The Pyle lab collaborated with the lab of Kathrin Plath, a UCLA professor of biological chemistry and member of the Broad Stem Cell Research Center, to conduct high-throughput droplet-based single-cell RNA sequencing of all of the samples. This technology enables researchers to identify the gene networks present in a single cell and can process thousands of cells at the same time. Leveraging the power of this technology and the Plath lab’s bioinformatics expertise, the group identified the genetic signatures of various cell types from human tissues and pluripotent stem cells.
They next developed computational methods to focus on muscle progenitor and stem cells and mapped out their gene networks associated with every developmental stage. This enabled the group to match the genetic signatures found in the pluripotent stem cell–derived muscle cells with their corresponding locations on the map of human muscle development.
The group found that pluripotent stem cell–derived muscle cells produced by all the methods they tried resembled muscle progenitor cells at an early developmental state and did not align to adult muscle stem cells.
In addition to pinning down the true maturity of the lab-produced cells, this analysis also provided details about the other cell types present in skeletal muscle tissue across development and in populations derived from human pluripotent stem cells. These cells could play an essential role in muscle cell maturation and could be critical to improving methods to generate and support muscle stem cells in a dish.
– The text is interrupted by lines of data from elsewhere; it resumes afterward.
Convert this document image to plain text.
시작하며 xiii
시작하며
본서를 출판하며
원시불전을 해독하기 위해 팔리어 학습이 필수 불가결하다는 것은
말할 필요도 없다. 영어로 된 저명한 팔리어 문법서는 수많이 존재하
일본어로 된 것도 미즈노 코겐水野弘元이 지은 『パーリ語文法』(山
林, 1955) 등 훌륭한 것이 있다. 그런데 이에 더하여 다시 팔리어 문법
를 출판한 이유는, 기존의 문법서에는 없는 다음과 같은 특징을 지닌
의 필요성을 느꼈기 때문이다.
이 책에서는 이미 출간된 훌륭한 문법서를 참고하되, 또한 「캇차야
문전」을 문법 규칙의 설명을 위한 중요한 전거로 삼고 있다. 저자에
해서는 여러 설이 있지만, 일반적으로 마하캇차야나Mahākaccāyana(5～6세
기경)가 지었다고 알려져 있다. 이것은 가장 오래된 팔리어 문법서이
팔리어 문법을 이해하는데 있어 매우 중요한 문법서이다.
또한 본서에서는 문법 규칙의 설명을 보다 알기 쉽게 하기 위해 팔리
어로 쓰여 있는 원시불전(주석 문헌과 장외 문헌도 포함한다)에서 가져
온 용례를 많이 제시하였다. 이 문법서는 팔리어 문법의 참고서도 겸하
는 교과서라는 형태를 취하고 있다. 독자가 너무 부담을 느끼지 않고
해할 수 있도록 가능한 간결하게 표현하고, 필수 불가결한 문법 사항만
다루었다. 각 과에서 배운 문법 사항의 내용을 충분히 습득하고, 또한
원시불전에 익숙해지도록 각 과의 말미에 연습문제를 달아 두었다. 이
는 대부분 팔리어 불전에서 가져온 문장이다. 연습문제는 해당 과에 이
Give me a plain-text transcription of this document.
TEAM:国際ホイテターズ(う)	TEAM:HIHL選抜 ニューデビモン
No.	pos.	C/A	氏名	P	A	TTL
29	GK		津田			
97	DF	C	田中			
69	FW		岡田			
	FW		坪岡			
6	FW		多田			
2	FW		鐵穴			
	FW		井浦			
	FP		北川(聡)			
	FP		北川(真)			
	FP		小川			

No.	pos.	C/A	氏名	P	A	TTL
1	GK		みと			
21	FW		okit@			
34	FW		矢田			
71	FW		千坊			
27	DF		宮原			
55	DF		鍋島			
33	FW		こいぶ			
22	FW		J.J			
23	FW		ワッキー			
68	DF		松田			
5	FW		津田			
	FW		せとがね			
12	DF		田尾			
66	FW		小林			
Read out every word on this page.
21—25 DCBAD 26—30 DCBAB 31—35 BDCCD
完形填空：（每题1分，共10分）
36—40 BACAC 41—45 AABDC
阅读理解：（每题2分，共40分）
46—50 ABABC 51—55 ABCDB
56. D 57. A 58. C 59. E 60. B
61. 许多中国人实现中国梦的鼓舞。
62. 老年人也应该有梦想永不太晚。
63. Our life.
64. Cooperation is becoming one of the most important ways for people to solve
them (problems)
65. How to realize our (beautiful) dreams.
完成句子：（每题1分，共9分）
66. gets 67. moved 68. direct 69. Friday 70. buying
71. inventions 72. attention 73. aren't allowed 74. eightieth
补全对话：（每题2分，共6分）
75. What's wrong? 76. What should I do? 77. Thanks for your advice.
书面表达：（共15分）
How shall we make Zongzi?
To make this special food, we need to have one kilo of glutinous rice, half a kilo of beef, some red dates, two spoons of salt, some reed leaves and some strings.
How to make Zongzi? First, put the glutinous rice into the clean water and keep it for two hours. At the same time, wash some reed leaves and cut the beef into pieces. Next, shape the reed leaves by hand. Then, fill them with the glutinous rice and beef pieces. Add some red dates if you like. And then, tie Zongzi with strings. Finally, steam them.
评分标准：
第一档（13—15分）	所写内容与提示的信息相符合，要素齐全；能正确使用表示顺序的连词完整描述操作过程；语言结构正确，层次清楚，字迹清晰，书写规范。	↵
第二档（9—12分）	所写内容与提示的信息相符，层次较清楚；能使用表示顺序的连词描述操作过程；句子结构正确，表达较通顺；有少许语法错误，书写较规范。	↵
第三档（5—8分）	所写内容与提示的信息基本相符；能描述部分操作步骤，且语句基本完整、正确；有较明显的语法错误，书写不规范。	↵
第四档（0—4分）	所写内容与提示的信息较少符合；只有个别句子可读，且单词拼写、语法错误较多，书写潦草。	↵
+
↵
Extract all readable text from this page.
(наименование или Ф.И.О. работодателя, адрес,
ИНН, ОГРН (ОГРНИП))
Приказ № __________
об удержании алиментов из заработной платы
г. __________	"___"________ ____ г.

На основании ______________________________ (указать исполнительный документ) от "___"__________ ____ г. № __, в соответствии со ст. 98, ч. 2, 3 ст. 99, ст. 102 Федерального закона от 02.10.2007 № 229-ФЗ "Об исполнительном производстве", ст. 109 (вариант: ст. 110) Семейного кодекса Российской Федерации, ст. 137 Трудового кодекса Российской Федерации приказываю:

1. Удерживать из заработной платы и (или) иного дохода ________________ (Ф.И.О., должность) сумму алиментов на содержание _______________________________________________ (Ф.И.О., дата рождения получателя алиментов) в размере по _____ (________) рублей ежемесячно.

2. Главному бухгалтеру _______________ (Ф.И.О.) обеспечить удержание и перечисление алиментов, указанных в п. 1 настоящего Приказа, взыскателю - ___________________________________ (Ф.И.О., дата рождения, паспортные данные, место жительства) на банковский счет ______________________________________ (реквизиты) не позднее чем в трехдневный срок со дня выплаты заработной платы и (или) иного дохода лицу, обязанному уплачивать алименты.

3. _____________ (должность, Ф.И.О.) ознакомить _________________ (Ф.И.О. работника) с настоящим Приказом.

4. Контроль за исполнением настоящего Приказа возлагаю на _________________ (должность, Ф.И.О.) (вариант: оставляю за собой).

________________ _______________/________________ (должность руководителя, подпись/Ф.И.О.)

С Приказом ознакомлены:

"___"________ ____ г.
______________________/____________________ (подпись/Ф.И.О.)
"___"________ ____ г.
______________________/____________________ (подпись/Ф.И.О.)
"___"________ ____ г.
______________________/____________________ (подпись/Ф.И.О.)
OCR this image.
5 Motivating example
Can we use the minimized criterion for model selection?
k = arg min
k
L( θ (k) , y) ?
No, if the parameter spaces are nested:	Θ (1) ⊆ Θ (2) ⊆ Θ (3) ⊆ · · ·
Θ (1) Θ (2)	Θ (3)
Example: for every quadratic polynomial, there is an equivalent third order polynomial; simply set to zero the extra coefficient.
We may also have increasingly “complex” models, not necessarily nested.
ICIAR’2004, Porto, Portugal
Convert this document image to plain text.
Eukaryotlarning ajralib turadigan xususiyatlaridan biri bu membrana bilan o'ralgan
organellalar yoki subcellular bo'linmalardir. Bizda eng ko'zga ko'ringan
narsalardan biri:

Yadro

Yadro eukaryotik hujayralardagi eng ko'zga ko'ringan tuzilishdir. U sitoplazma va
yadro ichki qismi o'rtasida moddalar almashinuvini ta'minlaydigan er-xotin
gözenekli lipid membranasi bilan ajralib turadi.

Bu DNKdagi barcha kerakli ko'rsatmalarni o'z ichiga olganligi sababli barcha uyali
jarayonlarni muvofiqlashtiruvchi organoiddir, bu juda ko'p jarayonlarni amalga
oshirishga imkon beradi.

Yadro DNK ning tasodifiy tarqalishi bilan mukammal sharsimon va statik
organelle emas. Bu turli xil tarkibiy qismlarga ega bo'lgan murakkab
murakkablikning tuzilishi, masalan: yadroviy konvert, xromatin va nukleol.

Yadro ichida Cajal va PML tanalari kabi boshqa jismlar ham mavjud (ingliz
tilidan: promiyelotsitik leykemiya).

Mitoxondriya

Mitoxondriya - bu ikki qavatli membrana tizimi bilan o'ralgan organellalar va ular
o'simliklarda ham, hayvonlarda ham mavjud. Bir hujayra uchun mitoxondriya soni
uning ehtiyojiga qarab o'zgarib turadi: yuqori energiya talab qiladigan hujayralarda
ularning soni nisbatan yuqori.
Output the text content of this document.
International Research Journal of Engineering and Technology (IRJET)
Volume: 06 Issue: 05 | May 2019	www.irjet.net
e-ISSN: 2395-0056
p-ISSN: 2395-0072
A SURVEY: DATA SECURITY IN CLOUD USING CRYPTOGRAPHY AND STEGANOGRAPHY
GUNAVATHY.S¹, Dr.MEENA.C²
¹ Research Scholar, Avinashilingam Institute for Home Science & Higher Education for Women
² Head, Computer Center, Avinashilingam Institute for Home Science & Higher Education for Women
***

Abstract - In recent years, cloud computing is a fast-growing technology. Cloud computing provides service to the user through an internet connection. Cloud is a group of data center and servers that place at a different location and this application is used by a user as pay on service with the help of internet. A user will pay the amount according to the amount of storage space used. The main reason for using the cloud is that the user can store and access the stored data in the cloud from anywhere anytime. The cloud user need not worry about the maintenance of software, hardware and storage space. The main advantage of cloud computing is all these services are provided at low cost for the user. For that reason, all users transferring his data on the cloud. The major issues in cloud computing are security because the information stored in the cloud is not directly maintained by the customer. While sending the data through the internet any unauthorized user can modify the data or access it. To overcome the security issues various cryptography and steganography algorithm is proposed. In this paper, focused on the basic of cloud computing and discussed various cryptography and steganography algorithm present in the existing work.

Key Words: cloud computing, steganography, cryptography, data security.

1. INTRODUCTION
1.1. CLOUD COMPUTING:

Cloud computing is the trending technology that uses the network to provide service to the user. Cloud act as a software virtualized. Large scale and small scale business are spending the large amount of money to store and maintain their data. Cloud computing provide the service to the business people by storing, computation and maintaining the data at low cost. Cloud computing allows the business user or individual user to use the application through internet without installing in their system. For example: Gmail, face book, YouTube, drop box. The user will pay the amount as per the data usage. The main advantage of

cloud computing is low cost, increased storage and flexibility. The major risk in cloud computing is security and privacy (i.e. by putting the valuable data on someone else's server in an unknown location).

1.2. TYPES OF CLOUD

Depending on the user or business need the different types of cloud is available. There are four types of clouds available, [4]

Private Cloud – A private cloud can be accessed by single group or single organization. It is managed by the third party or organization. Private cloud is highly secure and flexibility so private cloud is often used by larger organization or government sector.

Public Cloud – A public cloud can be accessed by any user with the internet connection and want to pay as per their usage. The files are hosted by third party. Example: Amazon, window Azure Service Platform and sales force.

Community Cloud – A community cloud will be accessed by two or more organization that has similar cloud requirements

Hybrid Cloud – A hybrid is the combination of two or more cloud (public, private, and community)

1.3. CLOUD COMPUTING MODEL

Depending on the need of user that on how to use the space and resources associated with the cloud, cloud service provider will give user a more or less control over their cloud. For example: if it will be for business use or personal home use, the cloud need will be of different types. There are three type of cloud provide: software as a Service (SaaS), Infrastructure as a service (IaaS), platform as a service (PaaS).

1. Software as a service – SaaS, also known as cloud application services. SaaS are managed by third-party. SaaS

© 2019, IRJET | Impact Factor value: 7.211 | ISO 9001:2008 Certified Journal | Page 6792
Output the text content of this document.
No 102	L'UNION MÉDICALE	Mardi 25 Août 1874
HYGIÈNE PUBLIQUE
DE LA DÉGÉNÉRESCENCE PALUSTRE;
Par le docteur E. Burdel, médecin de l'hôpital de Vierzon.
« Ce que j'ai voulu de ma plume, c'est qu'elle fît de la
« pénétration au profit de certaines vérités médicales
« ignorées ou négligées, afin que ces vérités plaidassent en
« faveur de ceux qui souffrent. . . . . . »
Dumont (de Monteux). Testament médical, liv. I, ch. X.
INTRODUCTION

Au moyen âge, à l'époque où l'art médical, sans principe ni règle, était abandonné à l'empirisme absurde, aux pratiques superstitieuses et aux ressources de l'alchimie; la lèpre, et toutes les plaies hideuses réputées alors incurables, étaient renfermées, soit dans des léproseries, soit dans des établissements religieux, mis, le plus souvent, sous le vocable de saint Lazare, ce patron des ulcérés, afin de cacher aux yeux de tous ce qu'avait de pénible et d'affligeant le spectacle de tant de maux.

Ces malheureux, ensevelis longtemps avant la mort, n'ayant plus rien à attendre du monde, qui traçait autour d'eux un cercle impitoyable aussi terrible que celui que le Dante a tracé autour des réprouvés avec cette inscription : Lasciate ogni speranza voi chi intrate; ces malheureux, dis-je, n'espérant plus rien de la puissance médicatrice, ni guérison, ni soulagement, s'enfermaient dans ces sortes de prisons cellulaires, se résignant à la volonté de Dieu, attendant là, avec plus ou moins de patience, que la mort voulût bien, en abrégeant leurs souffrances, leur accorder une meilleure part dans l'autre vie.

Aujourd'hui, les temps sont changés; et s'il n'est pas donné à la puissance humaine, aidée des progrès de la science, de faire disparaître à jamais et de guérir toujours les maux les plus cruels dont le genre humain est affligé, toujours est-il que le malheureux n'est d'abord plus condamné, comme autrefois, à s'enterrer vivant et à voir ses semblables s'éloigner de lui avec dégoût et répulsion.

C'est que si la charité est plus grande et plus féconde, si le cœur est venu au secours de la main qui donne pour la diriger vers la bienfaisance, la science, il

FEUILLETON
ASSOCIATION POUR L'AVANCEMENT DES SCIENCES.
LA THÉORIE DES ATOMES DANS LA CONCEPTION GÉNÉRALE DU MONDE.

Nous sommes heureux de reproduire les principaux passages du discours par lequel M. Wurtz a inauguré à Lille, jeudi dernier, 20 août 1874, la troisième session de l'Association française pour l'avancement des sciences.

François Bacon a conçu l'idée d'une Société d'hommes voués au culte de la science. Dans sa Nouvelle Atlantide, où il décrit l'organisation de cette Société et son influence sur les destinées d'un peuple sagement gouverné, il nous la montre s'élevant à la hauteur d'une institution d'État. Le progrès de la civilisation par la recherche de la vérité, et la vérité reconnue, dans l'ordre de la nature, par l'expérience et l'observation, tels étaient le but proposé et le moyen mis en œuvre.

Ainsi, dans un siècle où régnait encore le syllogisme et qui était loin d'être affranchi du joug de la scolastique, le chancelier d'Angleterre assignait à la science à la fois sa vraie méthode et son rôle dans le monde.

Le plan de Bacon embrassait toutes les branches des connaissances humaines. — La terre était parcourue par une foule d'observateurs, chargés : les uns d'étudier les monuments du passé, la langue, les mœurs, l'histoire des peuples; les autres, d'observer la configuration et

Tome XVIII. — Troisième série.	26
“We found that some methods to generate muscle cells in a dish also produce unique cell types that likely support the muscle cells,” said Pyle, who is also a member of the UCLA Jonsson Comprehensive Cancer Center. “And so now our questions are, what are these cells doing? Could they be the key to producing and supporting mature and functional muscle stem cells in a dish?”
Moving forward, Pyle and her colleagues will focus on harnessing this new resource to develop better methods for generating muscle stem cells from human pluripotent stem cells in the lab. She hopes that by focusing on the stem cell–associated gene expression networks and supportive cell types they identified, they can produce high-powered muscle stem cells that can be useful for future regenerative therapies.